Hailo8 Object Detection, Distance Estimation

I’ve been working with the Hailo-8 AI accelerator on a driver-warning system for the past few months. The goal is to detect objects of interest (cars, pedestrians, etc.) with two Raspberry Pi Camera Module 3 units, estimate their distance, and sound a buzzer if they encroach on a safe following distance (we calculate that as half the vehicle’s speed in meters, fed from an OBD-II reader).

I considered two depth-estimation methods:

  1. Stereo inference within a single frame (e.g. StereoNet), but its ~10 fps throughput is too low for real-time warning.
  2. Detecting the same object in two independent camera streams and computing distance from the midpoint of their bounding boxes.

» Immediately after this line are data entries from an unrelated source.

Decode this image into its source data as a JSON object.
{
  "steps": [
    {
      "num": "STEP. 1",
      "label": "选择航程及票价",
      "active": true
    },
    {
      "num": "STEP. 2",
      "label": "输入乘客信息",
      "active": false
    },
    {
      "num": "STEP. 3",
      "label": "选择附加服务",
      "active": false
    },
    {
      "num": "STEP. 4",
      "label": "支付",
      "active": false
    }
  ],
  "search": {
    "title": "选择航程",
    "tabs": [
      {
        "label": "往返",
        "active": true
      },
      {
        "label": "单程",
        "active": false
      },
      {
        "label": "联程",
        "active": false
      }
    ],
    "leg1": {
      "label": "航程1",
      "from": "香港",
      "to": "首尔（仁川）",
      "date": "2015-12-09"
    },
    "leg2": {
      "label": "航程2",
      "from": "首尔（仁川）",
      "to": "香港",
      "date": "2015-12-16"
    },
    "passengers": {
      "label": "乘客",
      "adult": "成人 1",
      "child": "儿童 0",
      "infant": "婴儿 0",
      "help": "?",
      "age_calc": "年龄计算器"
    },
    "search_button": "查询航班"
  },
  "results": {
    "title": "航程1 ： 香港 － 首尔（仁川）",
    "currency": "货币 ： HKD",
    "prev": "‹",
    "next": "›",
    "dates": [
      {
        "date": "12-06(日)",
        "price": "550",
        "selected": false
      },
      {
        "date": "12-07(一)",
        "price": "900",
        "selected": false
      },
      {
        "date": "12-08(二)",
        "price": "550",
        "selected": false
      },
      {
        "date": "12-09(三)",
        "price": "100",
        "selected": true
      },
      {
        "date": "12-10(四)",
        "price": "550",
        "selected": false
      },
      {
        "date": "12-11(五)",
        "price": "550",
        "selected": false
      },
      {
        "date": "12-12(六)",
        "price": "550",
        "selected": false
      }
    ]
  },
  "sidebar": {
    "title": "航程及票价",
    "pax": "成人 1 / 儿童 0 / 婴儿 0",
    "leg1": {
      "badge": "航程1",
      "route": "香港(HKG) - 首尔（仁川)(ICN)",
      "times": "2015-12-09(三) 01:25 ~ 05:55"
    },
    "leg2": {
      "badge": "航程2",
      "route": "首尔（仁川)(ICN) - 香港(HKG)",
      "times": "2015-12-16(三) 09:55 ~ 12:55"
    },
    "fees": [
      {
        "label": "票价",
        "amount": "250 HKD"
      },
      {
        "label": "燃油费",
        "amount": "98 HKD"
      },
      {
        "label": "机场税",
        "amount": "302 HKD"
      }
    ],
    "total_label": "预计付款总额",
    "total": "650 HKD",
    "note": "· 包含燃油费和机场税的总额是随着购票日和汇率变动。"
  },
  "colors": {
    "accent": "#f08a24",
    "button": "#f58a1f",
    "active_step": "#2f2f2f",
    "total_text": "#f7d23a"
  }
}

So far I’ve implemented single-camera detection in custom Python code (haven’t yet mastered GStreamer), but I haven’t found a model for multi-stream detection . Since I’ll be running multiple inference modules concurrently, I also need a Python-based scheduling framework—any pointer to good documentation would be welcome.

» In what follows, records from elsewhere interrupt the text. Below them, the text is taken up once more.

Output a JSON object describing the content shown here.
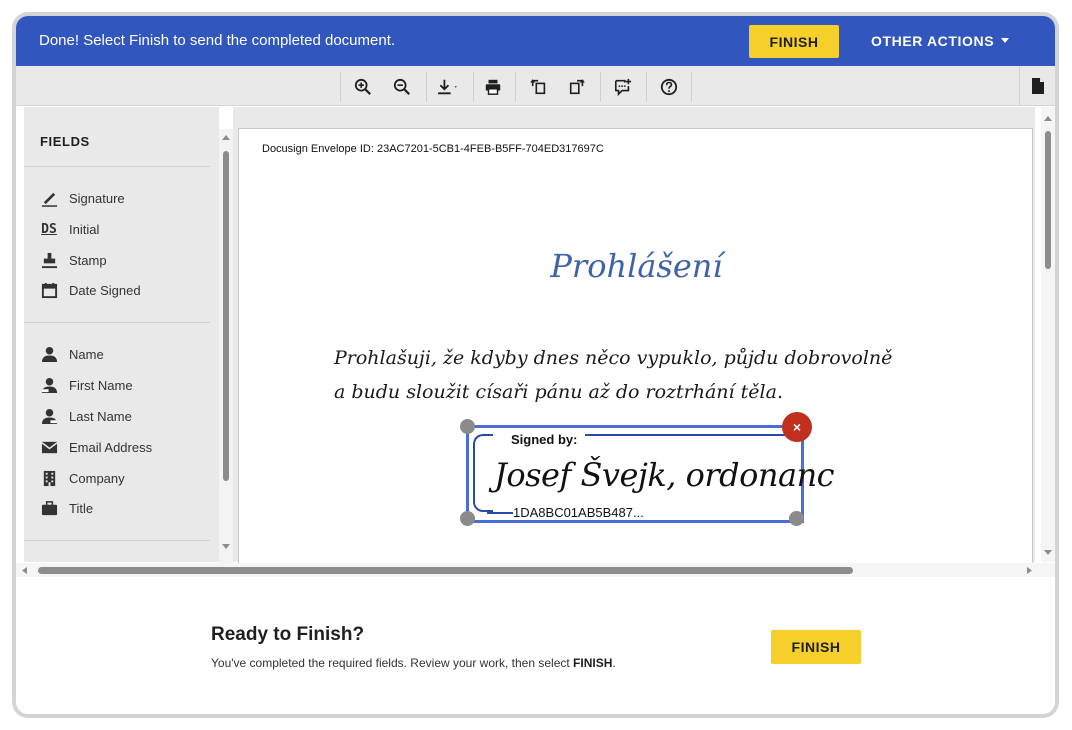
{
  "banner": {
    "message": "Done! Select Finish to send the completed document.",
    "finish_label": "FINISH",
    "other_actions_label": "OTHER ACTIONS",
    "color": "#3156bd"
  },
  "toolbar": {
    "tools": [
      "zoom-in-icon",
      "zoom-out-icon",
      "download-icon",
      "print-icon",
      "rotate-left-icon",
      "rotate-right-icon",
      "add-comment-icon",
      "help-icon"
    ],
    "doc_tab_icon": "document-icon"
  },
  "fields": {
    "title": "FIELDS",
    "group1": [
      {
        "label": "Signature",
        "icon": "signature-icon"
      },
      {
        "label": "Initial",
        "icon": "initial-icon"
      },
      {
        "label": "Stamp",
        "icon": "stamp-icon"
      },
      {
        "label": "Date Signed",
        "icon": "calendar-icon"
      }
    ],
    "group2": [
      {
        "label": "Name",
        "icon": "person-icon"
      },
      {
        "label": "First Name",
        "icon": "person-first-icon"
      },
      {
        "label": "Last Name",
        "icon": "person-last-icon"
      },
      {
        "label": "Email Address",
        "icon": "envelope-icon"
      },
      {
        "label": "Company",
        "icon": "building-icon"
      },
      {
        "label": "Title",
        "icon": "briefcase-icon"
      }
    ]
  },
  "document": {
    "envelope_id": "Docusign Envelope ID: 23AC7201-5CB1-4FEB-B5FF-704ED317697C",
    "title": "Prohlášení",
    "body_line1": "Prohlašuji, že kdyby dnes něco vypuklo, půjdu dobrovolně",
    "body_line2": "a budu sloužit císaři pánu až do roztrhání těla.",
    "signature": {
      "label": "Signed by:",
      "name": "Josef Švejk, ordonanc",
      "id": "1DA8BC01AB5B487...",
      "delete_symbol": "×"
    }
  },
  "footer": {
    "title": "Ready to Finish?",
    "text_before": "You've completed the required fields. Review your work, then select ",
    "text_bold": "FINISH",
    "text_after": ".",
    "finish_label": "FINISH"
  }
}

Hardware: Raspberry Pi 5, Hailo-8 (upgraded from Hailo-8L), buzzer.

Hi @Furkan_Ayan
Welcome to the Hailo community. Your project sounds exciting. For your purpose, our PySDK package will be a good fit. Here are some resources:

  1. Simplifying Edge AI Development with DeGirum PySDK and Hailo
  2. DeGirum/hailo_examples: DeGirum PySDK with Hailo AI Accelerators
  3. Start Here | DeGirum Docs
  4. Running multiple models independently

Hi shashi,

I already work with degirum one of my project (unlocking&locking door usingface det and rec) However i couldn’t find anything for this project. I need the track the same object in 2 separate frame. Or any other method for this project.

@Vlad_Klimov
Can you please help @Furkan_Ayan ?

@Furkan_Ayan,

We have dgstreams (aka gizmos) lightweight Python-based scheduling framework in our degirum_tools package (this is not PySDK, it is extension of PySDK).
We just released documentation: Streams | DeGirum Docs

But for your task I think the best approach would be just to use zip of two predict_batch() calls. Something like this:

import degirum as dg
import degirum_tools

zoo = dg.connect(dg.CLOUD, "degirum/models_hailort", "<your token>")
# or you can use local inference: zoo = dg.connect(dg.LOCAL, zoo_path)

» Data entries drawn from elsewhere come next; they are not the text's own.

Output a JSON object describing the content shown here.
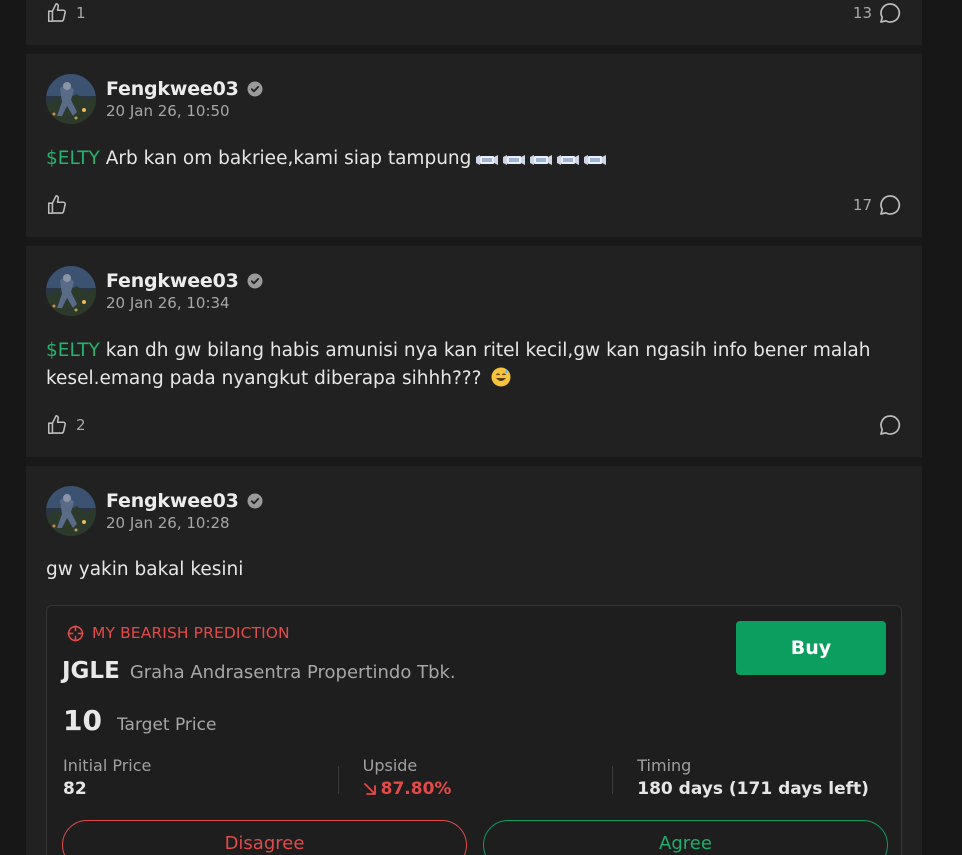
{
  "posts": [
    {
      "likes": "1",
      "comments": "13"
    },
    {
      "username": "Fengkwee03",
      "time": "20 Jan 26, 10:50",
      "ticker": "$ELTY",
      "text": " Arb kan om bakriee,kami siap tampung",
      "likes": "",
      "comments": "17"
    },
    {
      "username": "Fengkwee03",
      "time": "20 Jan 26, 10:34",
      "ticker": "$ELTY",
      "text": " kan dh gw bilang habis amunisi nya kan ritel kecil,gw kan ngasih info bener malah kesel.emang pada nyangkut diberapa sihhh??? ",
      "likes": "2",
      "comments": ""
    },
    {
      "username": "Fengkwee03",
      "time": "20 Jan 26, 10:28",
      "text": "gw yakin bakal kesini"
    }
  ],
  "prediction": {
    "tag": "MY BEARISH PREDICTION",
    "buy_label": "Buy",
    "stock_code": "JGLE",
    "stock_name": "Graha Andrasentra Propertindo Tbk.",
    "target_value": "10",
    "target_label": "Target Price",
    "initial_label": "Initial Price",
    "initial_value": "82",
    "upside_label": "Upside",
    "upside_value": "87.80%",
    "timing_label": "Timing",
    "timing_value": "180 days (171 days left)",
    "disagree_label": "Disagree",
    "agree_label": "Agree"
  },
  "colors": {
    "accent_green": "#0b9e5f",
    "ticker_green": "#25b36b",
    "bearish_red": "#e24a4a"
  },
  "icons": [
    "thumbs-up-icon",
    "comment-icon",
    "verified-icon",
    "target-icon",
    "arrow-down-right-icon",
    "money-wings-emoji",
    "sweat-smile-emoji"
  ]
}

videos = ["images/Traffic.mp4", "images/Traffic.mp4"]
# or you can have rtsp URL or integer indexes of local cams here

# Load an object detection models, one per video source; use the same model
models = [
    zoo.load_model("yolov8n_relu6_car--640x640_quant_hailort_hailo8_1")
    for _ in range(len(videos))
]
# adjust model name as necessary

for r1, r2 in zip(
    degirum_tools.predict_stream(models[0], videos[0]),
    degirum_tools.predict_stream(models[1], videos[1]),
):
    pass
    # here you have r1.results and r2.results -- lists of detected objects with bboxes and scores:
    # r1.results[i]["bbox"] is the [x1,y1,x2,y2] list of bbox coordinates
    # you need to match them between images and make your calculations

But please be advised that edge-quality object detection models are noisy, meaning that the same object (even not moving) on two consecutive frames may be detected with different bbox coordinates or even not detected at all (score may fall below confidence threshold). This means that you need to implement robust bbox matching and smoothing. Approaches are:

  1. Do temporal smoothing/filtering of bbox coordinates using either Kalman filter or some low-pass filter. This helps reject frame-to-frame noise. To do this you need to apply object tracking first (like BYTETrack etc.)
  2. Average over region: instead of just taking the center point of bbox, match several pixels inside the matched bounding boxes then compute disparity per sample then average or median.
  3. Discard far away bboxes (with small disparity)
  4. Use most consistent region (like the bottom center for cars on the road)